Hello,
I’m at my absolute wits end.
My wife and I have been together for 11 years and our sex lives have never been great while we’ve been married. We had great sex when we first met but it’s been far from good for the past 15 years.
I feel I have been patient but she’s just not into it. Maybe I’m to blame knowing this in the ‘hooe’ it’d get better.
I’ve been encouraging her to seek help for a non-existent libido. She tried hypnotherapy but didn’t get on with it during COVID. It was remote and admittedly not as effective as face to face. She hasn’t revisited it.
We have been to Relate for advice which, to be quite honest, made me feel awful. There was an angle that I was pushing her and not in tune with her feelings. It made me feel like a rapist. It was awful. We went along with it but didn’t do much to reignite any fire.
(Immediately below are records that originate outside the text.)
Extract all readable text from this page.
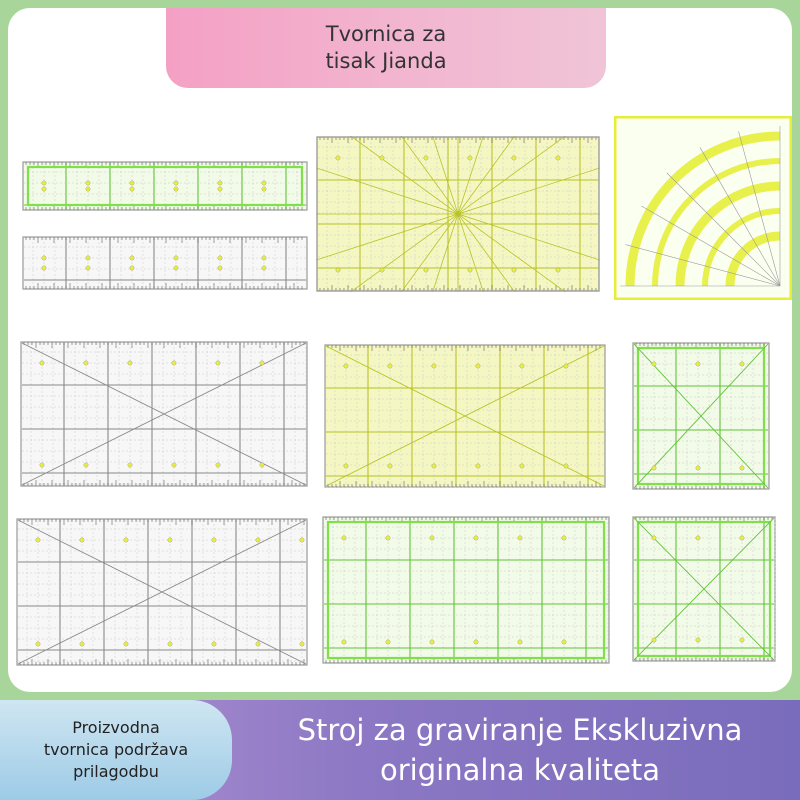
Tvornica za
tisak Jianda
Proizvodna
tvornica podržava
prilagodbu
Stroj za graviranje Ekskluzivna
originalna kvaliteta
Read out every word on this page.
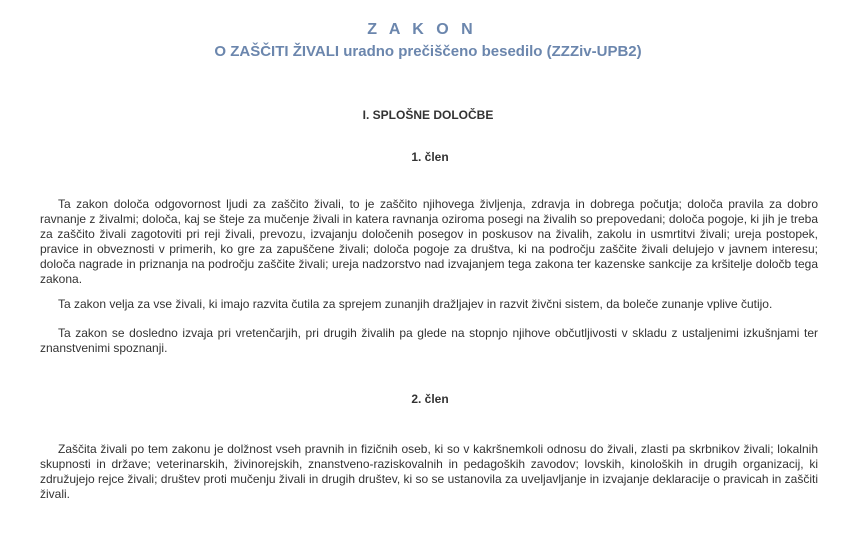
Z A K O N
O ZAŠČITI ŽIVALI uradno prečiščeno besedilo (ZZZiv-UPB2)
I. SPLOŠNE DOLOČBE
1. člen

Ta zakon določa odgovornost ljudi za zaščito živali, to je zaščito njihovega življenja, zdravja in dobrega počutja; določa pravila za dobro ravnanje z živalmi; določa, kaj se šteje za mučenje živali in katera ravnanja oziroma posegi na živalih so prepovedani; določa pogoje, ki jih je treba za zaščito živali zagotoviti pri reji živali, prevozu, izvajanju določenih posegov in poskusov na živalih, zakolu in usmrtitvi živali; ureja postopek, pravice in obveznosti v primerih, ko gre za zapuščene živali; določa pogoje za društva, ki na področju zaščite živali delujejo v javnem interesu; določa nagrade in priznanja na področju zaščite živali; ureja nadzorstvo nad izvajanjem tega zakona ter kazenske sankcije za kršitelje določb tega zakona.

Ta zakon velja za vse živali, ki imajo razvita čutila za sprejem zunanjih dražljajev in razvit živčni sistem, da boleče zunanje vplive čutijo.

Ta zakon se dosledno izvaja pri vretenčarjih, pri drugih živalih pa glede na stopnjo njihove občutljivosti v skladu z ustaljenimi izkušnjami ter znanstvenimi spoznanji.

2. člen

Zaščita živali po tem zakonu je dolžnost vseh pravnih in fizičnih oseb, ki so v kakršnemkoli odnosu do živali, zlasti pa skrbnikov živali; lokalnih skupnosti in države; veterinarskih, živinorejskih, znanstveno-raziskovalnih in pedagoških zavodov; lovskih, kinoloških in drugih organizacij, ki združujejo rejce živali; društev proti mučenju živali in drugih društev, ki so se ustanovila za uveljavljanje in izvajanje deklaracije o pravicah in zaščiti živali.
Recently she has been to the GP who referred her to the women’s hospital which placed her on a programme of sensual massages which are nice, and I think we’re both enjoying, but it’s so programmed at one massage a week which I have to initiate. I had a frank discussion over how I felt and she has tried but there is zero spontaneity. I have bought toys for us both. She has rejected them. I bought some cuffs thinking it might be kinky but she didn’t like the idea, I (internally) interpreted as though she didn’t trust me. I would recommend we watch female friendly porn to hopefully get her in the mood but feel embarrassed and fearful of more rejection.
I don’t know what else to do. It’s killing me inside. I raise it and it kills me as it’s something she’s struggling with, but keeping quiet is killing me. My libido is high Vs almost non-existent. I find myself masturbating to porn just to get my kicks which is making the distance greater. I have no clue where to go thereafter. I feel completely rejected and she appears to be making my minimal steps to want to resolve.
I’ve taken her for weekends away and she falls asleep and I end up in a mood because I feel shunned. She booked a hotel for my birthday and got a hand job but was made to feel as though I should be lucky I got that because of the programme. We’re due to go to away in Jan and Feb… But I fear the same, be grateful for what you get
Next week we’re on the penetrative step of the programme. A big step but I’m not hopeful. I now find myself not wanting to bother and the rejection hurts. Instead I’ll just have a wank on my own when I can. Absolutely miserable.
Anyone experienced anything like this?